Утром меня будит Седой, и мне хочется послать его ко всем чертям. Вот так, в одно мгновение, внутри выработалась ненависть к некогда лучшему другу. И я жалею, что предложил сделку именно ему, что снова встретился с ней, с девчонкой, которая вспорола моё сердце своим побегом. Почему она сбежала без объяснений? Ответит ли она когда-то на этот вопрос? Скорее всего, нет. Потому что я не собираюсь задавать ей его.

– Седой, долго же ты рожаешь! – отвечаю я с пренебрежением в голосе. – Знаешь, я же уже успел предложить идею нескольким ребятам, и они вроде как хотят взяться.

– Дикий, здоров! Ну какие ребята? Ты чё? Все нормалёк, я всё уладил. Пацанчик один подсказал, как бабки вывести грамотно из бизнеса. Давай встретимся сегодня в клубе? Обсудим все детали и начинаем мутить водичку!

– В клубе? – меня почему-то удивляет его предложение. – Ты же вроде как семейный?

– Пфф… И что? Не имею права в клуб зарулить? Тем более баба моя совсем деревянная последние дни. Пацан болеет, и она вся в нём, всё свободное время ему уделяет… Бесит уже. Ну так чё? Встретимся?

Я сжимаю трубку в руке, слушая скрежет пластика, который появляется от сильного нажима. У него сын болеет, а он говорит о деревянности жены? Да я бы сам не отходил от кроватки собственного ребёнка, а тут… Впрочем, не мне судить, детей у меня нет.
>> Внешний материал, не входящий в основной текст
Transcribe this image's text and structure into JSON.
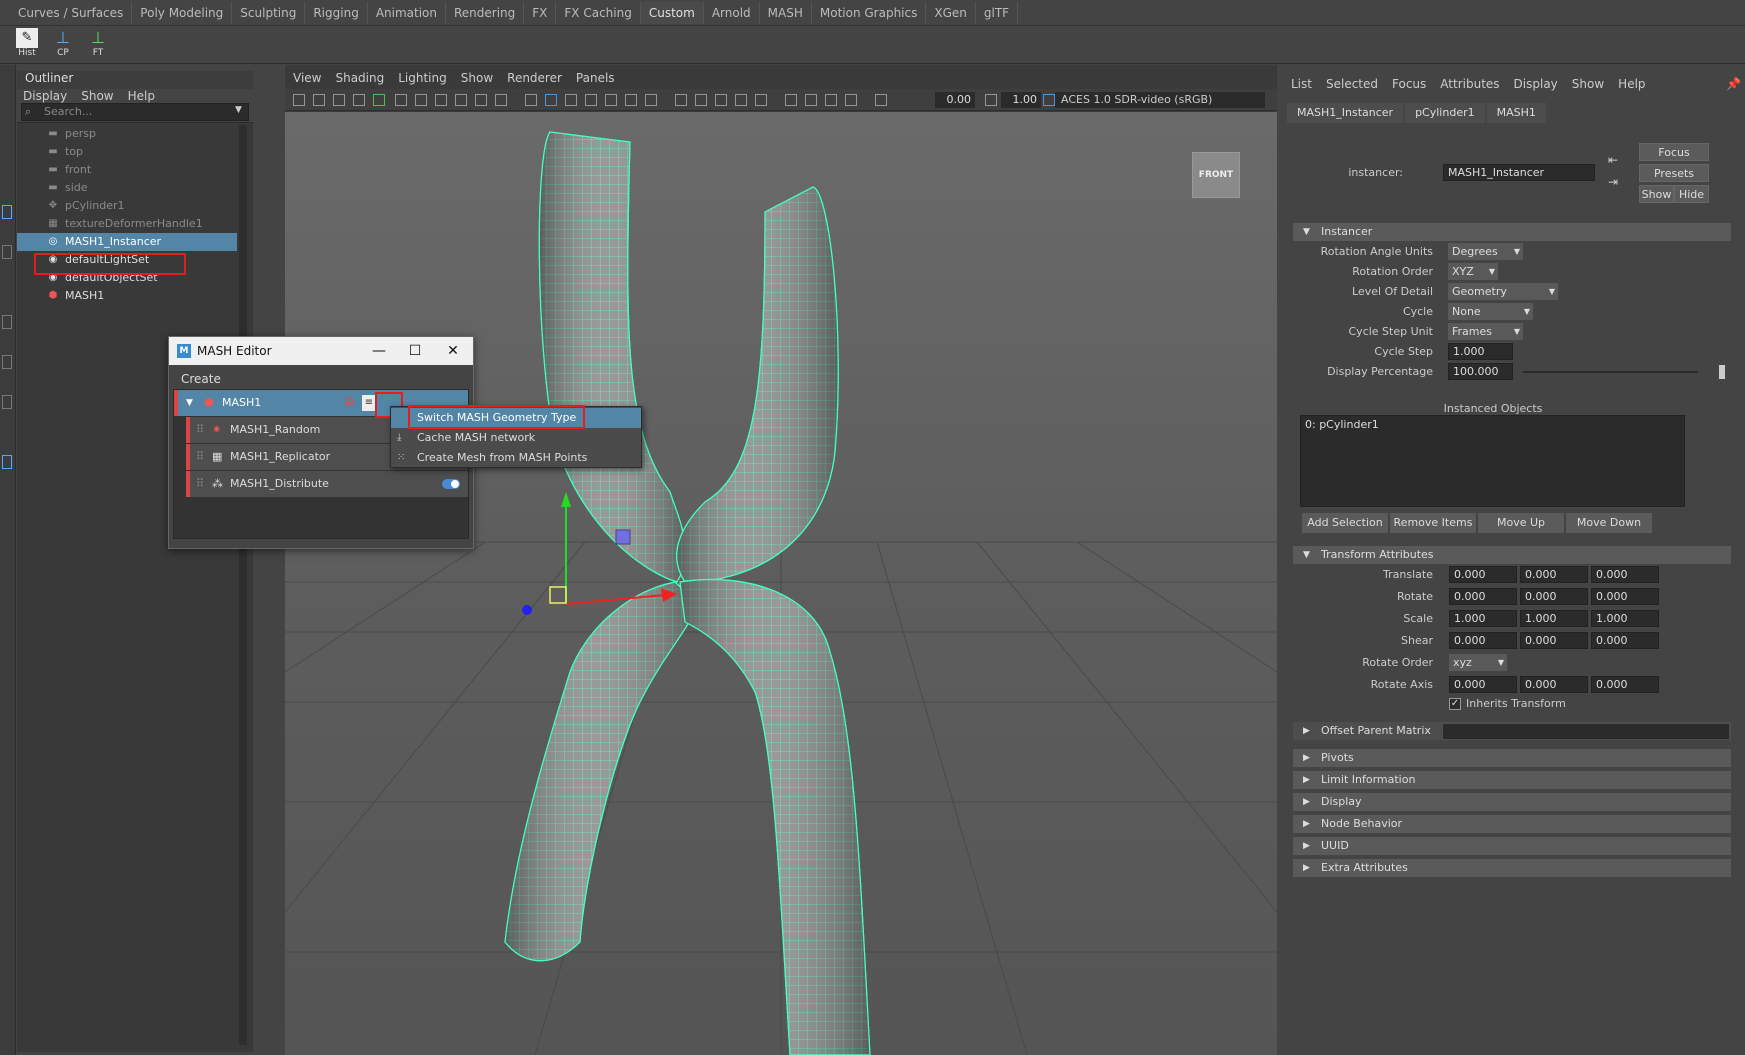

И вряд ли появятся в ближайшее время.

– Лады. В нашем клубе, в десять.

– Тусанём, как в былые времена, Дикий! – оживляется Седой, а мне хочется дать ему в пятак, и я понимаю, что причина столь резкому негативу, пробуждающемуся к лучшему другу, кроется в бабе, которую он у меня увёл.

Мысли улетают в прошлое, в день нашей с ней ссоры… В день, когда в наших отношениях появилась трещина.

– Почему ты не сказал мне, что связан с криминалом? Почему? – колотила меня своими маленькими кулачками Малая, а я пытался успокоить её и прижимал к себе.

– Ну какой криминал? Ну ты чего? Это всё так… мелкое баловство.

– Мелкое баловство? Отец говорит иначе, – шмыгнула она носом и посмотрела мне в глаза.

Её отец… Этот гад точил на меня зуб. Толстосум, который сам сделал своё состояние на крови других, выстроил империю на костях своих товарищей. Я многое смог нарыть на её отца, но не мог рассказать всего Малой, потому что это её батя, человек, которому она доверяет, которого любит.

– Малая, твой отец меня не знает… Кто и что рассказал ему обо мне? Что он смог найти на меня? – постарался успокоить её я.

– Он знает о тебе всё. Всё-всё! Понимаешь? – она всхлипнула и прикрыла глаза руками. – Он сказал, что ты… Что ты… – она облизнула пересохшие губы и посмотрела мне прямо в глаза. – Что ты убийца…

– А ты развесила уши и поверила ему? Кому ты больше веришь? Ему или мне?

Меня тогда переполняло чувство обиды и горечи. Я не говорил Малой, чем занимался, потому что – да! Моя деятельность была связана с криминалом. Но точно не с убийствами. Я в жизни никого не убивал. Калечил пару раз – да. Но за дело.

– Я люблю тебя! – прижалась ко мне она и всхлипнула.

И вот теперь все её слова, все обещания о любви, все прикосновения… Всё это причиняет мне адовую боль, бьёт в самое сердце, кромсает на лоскуты всё хорошее, что когда-то было во мне.

Я снова падаю на кровать и засыпаю, потому что не хочу сегодня находиться в сознании как можно больше времени, всё равно движуха по бизнесу сейчас под контролем чётких пацанов, которым я доверяю больше чем себе.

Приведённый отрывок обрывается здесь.